Ahora bien, estas historias se cuentan mejor con viñetas que con un relato de frases una tras otra. Pero para dibujar la viñeta con el pájaro en la rama y yo asomado y todos los demás con la nariz respingona, debería recordar mejor cómo estaban hechas muchas cosas que he olvidado hace tiempo: primera, lo que yo ahora llamo pájaro; segunda, lo que yo ahora llamo «yo»; tercera, la rama; cuarta, el lugar donde yo estaba asomado; quinta, todos los demás. De estos elementos recuerdo sólo que eran muy distintos a como los representaríamos ahora. Es mejor que vosotros mismos intentéis imaginar la serie de viñetas con todas las figuritas de los personajes en su sitio, en un fondo eficazmente trazado, pero intentando al mismo tiempo no imaginaros las figuritas, y ni siquiera el fondo. Cada figurita tendrá su bocadillo con las palabras que dice, o con los ruidos que hace, pero no es necesario que leáis letra a letra todo lo que esté escrito; basta con que tengáis una idea general conforme a lo que os diré.
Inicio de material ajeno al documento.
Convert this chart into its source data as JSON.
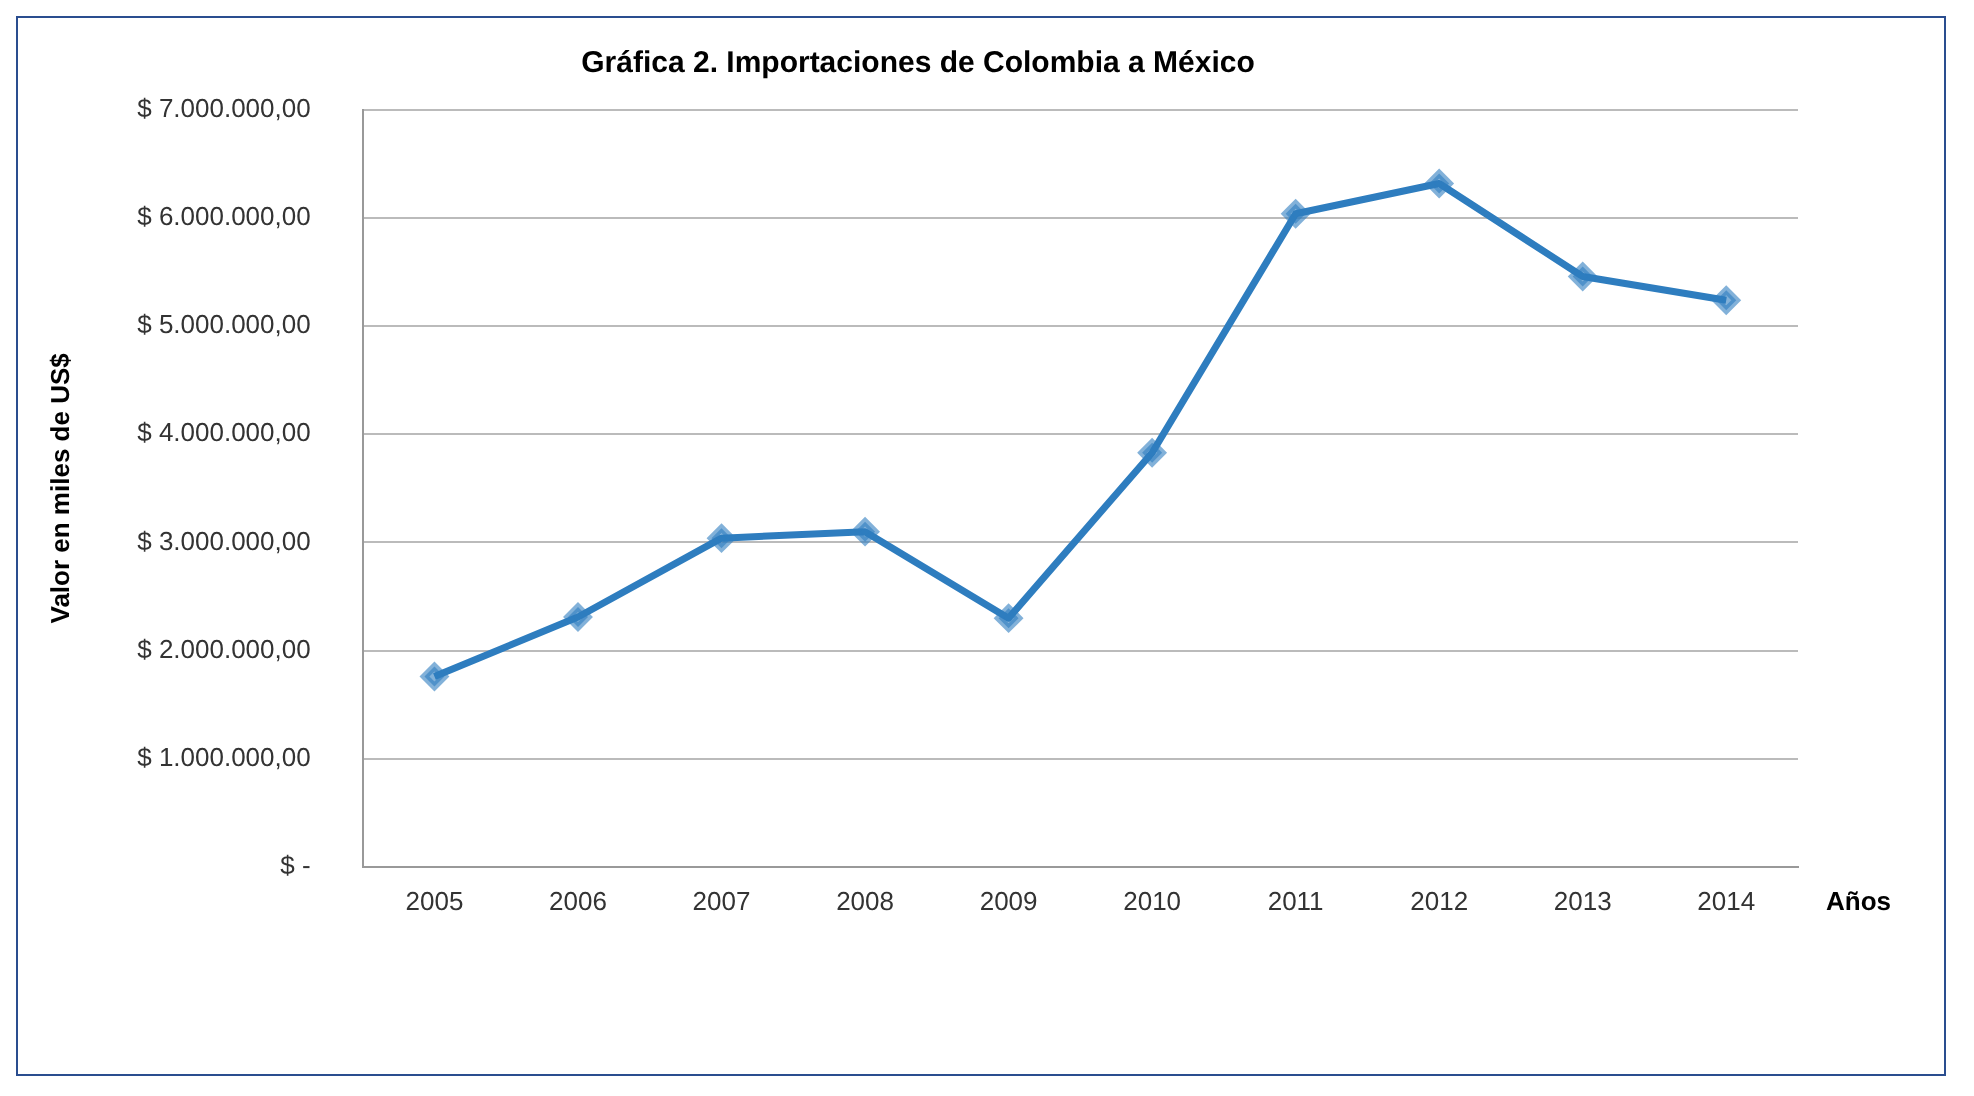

Para empezar, podéis leer muchos signos de admiración y signos de interrogación que brotan de nuestras cabezas, y eso quiere decir que estábamos mirando el pájaro maravillados —alegre maravilla, también en nosotros con ganas de cantar, de imitar aquel primer gorjeo, y de saltar al verlo levantar el vuelo—, pero también llenos de zozobra, porque la existencia de los pájaros hacía saltar por los aires el modo de razonar en que habíamos crecido.
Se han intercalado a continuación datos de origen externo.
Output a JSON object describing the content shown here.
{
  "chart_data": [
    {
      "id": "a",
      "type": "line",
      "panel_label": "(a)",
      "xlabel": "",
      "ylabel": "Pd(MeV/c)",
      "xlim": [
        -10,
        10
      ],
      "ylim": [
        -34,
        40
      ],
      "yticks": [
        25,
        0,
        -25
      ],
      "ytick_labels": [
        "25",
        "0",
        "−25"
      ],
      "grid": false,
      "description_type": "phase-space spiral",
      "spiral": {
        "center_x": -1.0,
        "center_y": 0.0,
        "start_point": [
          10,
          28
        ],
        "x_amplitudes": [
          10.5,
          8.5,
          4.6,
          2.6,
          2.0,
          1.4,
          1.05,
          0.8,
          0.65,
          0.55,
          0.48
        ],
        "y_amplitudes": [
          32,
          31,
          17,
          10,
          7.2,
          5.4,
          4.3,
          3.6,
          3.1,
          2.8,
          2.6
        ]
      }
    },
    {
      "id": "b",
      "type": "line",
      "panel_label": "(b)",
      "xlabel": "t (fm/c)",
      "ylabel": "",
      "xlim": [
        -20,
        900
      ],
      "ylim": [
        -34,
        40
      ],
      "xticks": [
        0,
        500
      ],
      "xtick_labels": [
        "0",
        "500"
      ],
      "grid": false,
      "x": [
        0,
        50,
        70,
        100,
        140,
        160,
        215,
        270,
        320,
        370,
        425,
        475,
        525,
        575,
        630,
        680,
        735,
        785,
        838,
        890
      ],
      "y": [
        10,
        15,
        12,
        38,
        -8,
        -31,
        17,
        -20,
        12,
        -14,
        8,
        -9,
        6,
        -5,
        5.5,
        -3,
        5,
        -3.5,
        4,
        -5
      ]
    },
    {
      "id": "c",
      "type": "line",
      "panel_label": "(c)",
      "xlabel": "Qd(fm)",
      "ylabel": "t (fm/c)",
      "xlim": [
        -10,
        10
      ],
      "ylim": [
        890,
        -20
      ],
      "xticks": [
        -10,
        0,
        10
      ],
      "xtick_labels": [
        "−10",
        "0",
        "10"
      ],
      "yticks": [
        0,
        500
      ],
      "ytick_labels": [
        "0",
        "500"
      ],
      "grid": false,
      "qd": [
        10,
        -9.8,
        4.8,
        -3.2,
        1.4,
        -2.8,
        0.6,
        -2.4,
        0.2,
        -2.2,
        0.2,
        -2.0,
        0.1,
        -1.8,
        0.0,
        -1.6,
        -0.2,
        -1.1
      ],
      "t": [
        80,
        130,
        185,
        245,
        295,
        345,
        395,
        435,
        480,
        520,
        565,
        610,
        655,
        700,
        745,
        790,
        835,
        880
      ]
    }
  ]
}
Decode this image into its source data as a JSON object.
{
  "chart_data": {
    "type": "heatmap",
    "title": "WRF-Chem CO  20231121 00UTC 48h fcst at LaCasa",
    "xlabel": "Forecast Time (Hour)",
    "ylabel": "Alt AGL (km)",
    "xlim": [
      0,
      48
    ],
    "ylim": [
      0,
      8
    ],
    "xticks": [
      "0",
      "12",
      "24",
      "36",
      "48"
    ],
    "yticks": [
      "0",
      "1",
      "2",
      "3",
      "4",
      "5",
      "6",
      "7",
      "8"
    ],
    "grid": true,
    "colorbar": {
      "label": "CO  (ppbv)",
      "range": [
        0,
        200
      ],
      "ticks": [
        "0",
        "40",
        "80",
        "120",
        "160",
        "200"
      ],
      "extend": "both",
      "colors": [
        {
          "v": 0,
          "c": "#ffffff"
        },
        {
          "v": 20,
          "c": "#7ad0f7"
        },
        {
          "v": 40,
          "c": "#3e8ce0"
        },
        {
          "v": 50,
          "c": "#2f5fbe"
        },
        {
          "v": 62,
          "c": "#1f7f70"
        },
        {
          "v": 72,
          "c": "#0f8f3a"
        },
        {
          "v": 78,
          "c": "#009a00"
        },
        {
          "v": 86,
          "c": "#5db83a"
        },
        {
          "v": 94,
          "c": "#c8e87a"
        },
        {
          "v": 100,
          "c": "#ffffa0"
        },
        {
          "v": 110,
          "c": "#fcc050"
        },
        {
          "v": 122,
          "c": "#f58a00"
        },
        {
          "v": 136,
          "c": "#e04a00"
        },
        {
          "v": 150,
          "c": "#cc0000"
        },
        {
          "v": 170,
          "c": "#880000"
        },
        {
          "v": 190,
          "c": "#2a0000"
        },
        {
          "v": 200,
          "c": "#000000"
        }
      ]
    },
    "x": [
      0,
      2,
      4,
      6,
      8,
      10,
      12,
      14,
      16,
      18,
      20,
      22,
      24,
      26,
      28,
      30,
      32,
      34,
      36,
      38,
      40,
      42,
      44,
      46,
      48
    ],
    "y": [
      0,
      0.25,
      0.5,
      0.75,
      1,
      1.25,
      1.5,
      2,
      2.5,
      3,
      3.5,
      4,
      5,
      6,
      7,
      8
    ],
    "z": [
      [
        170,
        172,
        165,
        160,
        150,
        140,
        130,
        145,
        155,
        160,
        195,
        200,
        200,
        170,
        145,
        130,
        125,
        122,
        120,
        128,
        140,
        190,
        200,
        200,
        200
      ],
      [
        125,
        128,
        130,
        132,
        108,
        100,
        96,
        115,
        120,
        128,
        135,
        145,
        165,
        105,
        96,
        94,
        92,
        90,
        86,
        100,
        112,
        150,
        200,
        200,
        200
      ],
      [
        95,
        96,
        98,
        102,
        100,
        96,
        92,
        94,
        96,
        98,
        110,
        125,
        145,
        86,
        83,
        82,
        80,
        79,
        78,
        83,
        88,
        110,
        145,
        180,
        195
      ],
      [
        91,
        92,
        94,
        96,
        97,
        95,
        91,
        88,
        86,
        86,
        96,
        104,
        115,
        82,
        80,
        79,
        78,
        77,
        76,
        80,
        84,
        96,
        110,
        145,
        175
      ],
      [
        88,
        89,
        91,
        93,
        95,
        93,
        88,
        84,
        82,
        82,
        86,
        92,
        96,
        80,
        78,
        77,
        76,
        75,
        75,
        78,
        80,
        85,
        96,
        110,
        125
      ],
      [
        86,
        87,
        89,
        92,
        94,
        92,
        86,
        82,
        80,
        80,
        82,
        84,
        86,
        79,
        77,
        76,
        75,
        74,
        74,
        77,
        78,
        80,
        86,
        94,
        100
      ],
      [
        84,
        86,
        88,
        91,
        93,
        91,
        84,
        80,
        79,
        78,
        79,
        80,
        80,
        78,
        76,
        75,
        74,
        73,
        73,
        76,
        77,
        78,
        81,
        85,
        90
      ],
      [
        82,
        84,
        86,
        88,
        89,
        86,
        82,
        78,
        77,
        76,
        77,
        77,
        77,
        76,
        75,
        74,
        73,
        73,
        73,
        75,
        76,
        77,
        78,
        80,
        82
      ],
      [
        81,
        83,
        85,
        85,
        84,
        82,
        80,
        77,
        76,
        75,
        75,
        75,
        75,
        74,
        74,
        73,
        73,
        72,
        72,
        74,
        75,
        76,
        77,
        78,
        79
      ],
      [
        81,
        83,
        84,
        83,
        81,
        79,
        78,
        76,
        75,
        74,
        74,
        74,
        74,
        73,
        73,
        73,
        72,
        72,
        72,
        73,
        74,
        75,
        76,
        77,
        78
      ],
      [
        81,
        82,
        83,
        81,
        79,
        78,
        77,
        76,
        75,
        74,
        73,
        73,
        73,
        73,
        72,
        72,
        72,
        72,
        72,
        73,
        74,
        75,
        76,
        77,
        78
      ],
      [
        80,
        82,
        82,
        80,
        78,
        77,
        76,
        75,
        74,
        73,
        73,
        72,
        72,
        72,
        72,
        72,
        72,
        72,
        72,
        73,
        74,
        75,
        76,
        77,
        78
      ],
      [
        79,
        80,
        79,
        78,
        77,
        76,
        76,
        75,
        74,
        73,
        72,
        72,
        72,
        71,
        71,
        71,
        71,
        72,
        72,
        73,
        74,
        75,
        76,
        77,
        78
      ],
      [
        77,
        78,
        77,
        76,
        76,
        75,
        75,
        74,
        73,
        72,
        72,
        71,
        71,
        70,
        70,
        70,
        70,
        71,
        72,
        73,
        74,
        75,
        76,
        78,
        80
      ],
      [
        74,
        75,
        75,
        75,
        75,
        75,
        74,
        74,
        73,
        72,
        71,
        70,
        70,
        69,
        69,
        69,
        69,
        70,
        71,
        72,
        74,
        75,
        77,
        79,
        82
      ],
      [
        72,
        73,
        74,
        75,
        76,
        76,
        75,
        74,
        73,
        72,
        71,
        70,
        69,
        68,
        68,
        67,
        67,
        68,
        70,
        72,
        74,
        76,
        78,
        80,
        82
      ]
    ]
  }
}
En la tira de viñetas que sigue a continuación, se ve al más sabio de todos nosotros, el viejo U(h), que se aparta de los otros y dice: «¡No lo miréis! ¡Es un error!», y extiende las manos como si quisiera tapar los ojos de los presentes. «¡Ahora lo borro!», dice, o piensa, y para representar este deseo suyo podríamos hacerle trazar una línea en diagonal que cruza la viñeta. El pájaro aletea, esquiva la diagonal y se pone a salvo en el rincón opuesto. U(h) se alegra porque con esa diagonal en medio ya no lo ve. El pájaro le da un picotazo a la línea, la rompe, y vuela hacia el viejo U(h). El viejo U(h), para borrarlo, intenta trazarle encima dos rayas cruzadas. En el punto en que las dos líneas se encuentran, el pájaro se posa para poner un huevo. El viejo U(h) se lo quita de debajo, el huevo se cae, el pájaro se va volando. Hay una viñeta toda empapada de yema de huevo.
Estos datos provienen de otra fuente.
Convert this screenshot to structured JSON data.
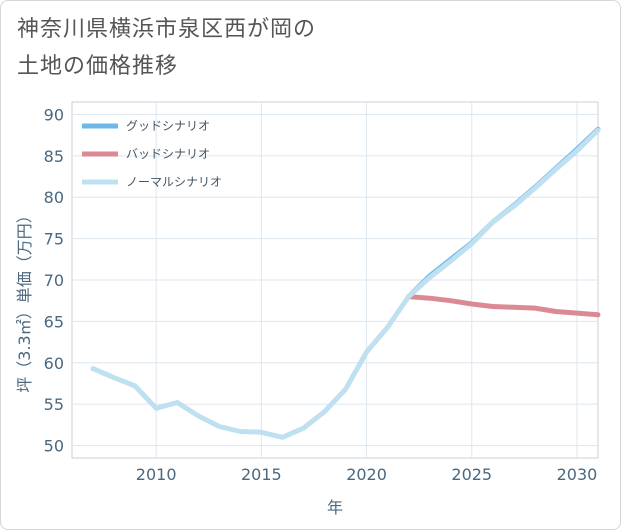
{
  "title_line1": "神奈川県横浜市泉区西が岡の",
  "title_line2": "土地の価格推移",
  "chart_data": {
    "type": "line",
    "title": "神奈川県横浜市泉区西が岡の土地の価格推移",
    "xlabel": "年",
    "ylabel": "坪（3.3㎡）単価（万円）",
    "xlim": [
      2006,
      2031
    ],
    "ylim": [
      48.5,
      91.5
    ],
    "xticks": [
      2010,
      2015,
      2020,
      2025,
      2030
    ],
    "yticks": [
      50,
      55,
      60,
      65,
      70,
      75,
      80,
      85,
      90
    ],
    "grid": true,
    "legend_position": "top-left",
    "series": [
      {
        "name": "グッドシナリオ",
        "color": "#6fb8e6",
        "x": [
          2022,
          2023,
          2024,
          2025,
          2026,
          2027,
          2028,
          2029,
          2030,
          2031
        ],
        "values": [
          68.0,
          70.5,
          72.5,
          74.5,
          77.0,
          79.0,
          81.2,
          83.5,
          85.8,
          88.2
        ]
      },
      {
        "name": "バッドシナリオ",
        "color": "#db8a93",
        "x": [
          2022,
          2023,
          2024,
          2025,
          2026,
          2027,
          2028,
          2029,
          2030,
          2031
        ],
        "values": [
          68.0,
          67.8,
          67.5,
          67.1,
          66.8,
          66.7,
          66.6,
          66.2,
          66.0,
          65.8
        ]
      },
      {
        "name": "ノーマルシナリオ",
        "color": "#bfe0f0",
        "x": [
          2007,
          2008,
          2009,
          2010,
          2011,
          2012,
          2013,
          2014,
          2015,
          2016,
          2017,
          2018,
          2019,
          2020,
          2021,
          2022,
          2023,
          2024,
          2025,
          2026,
          2027,
          2028,
          2029,
          2030,
          2031
        ],
        "values": [
          59.3,
          58.2,
          57.2,
          54.5,
          55.2,
          53.6,
          52.3,
          51.7,
          51.6,
          51.0,
          52.1,
          54.1,
          56.8,
          61.3,
          64.3,
          68.0,
          70.3,
          72.3,
          74.4,
          77.0,
          78.9,
          81.1,
          83.4,
          85.6,
          88.1
        ]
      }
    ]
  }
}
Contar con viñetas me gusta mucho, pero habría necesitado alternar viñetas de acción con viñetas ideológicas, y explicar por ejemplo esa obstinación de U(h) en no querer admitir la existencia del pájaro. Así pues, imaginaos un cuadradito de esos que están todos escritos, que sirven para informar sintéticamente sobre los precedentes de la acción: Después del fracaso de los pterosaurios, hacía millones y millones de años que se había perdido todo rastro de animales con alas («Aparte los insectos», puede aclarar una nota al pie).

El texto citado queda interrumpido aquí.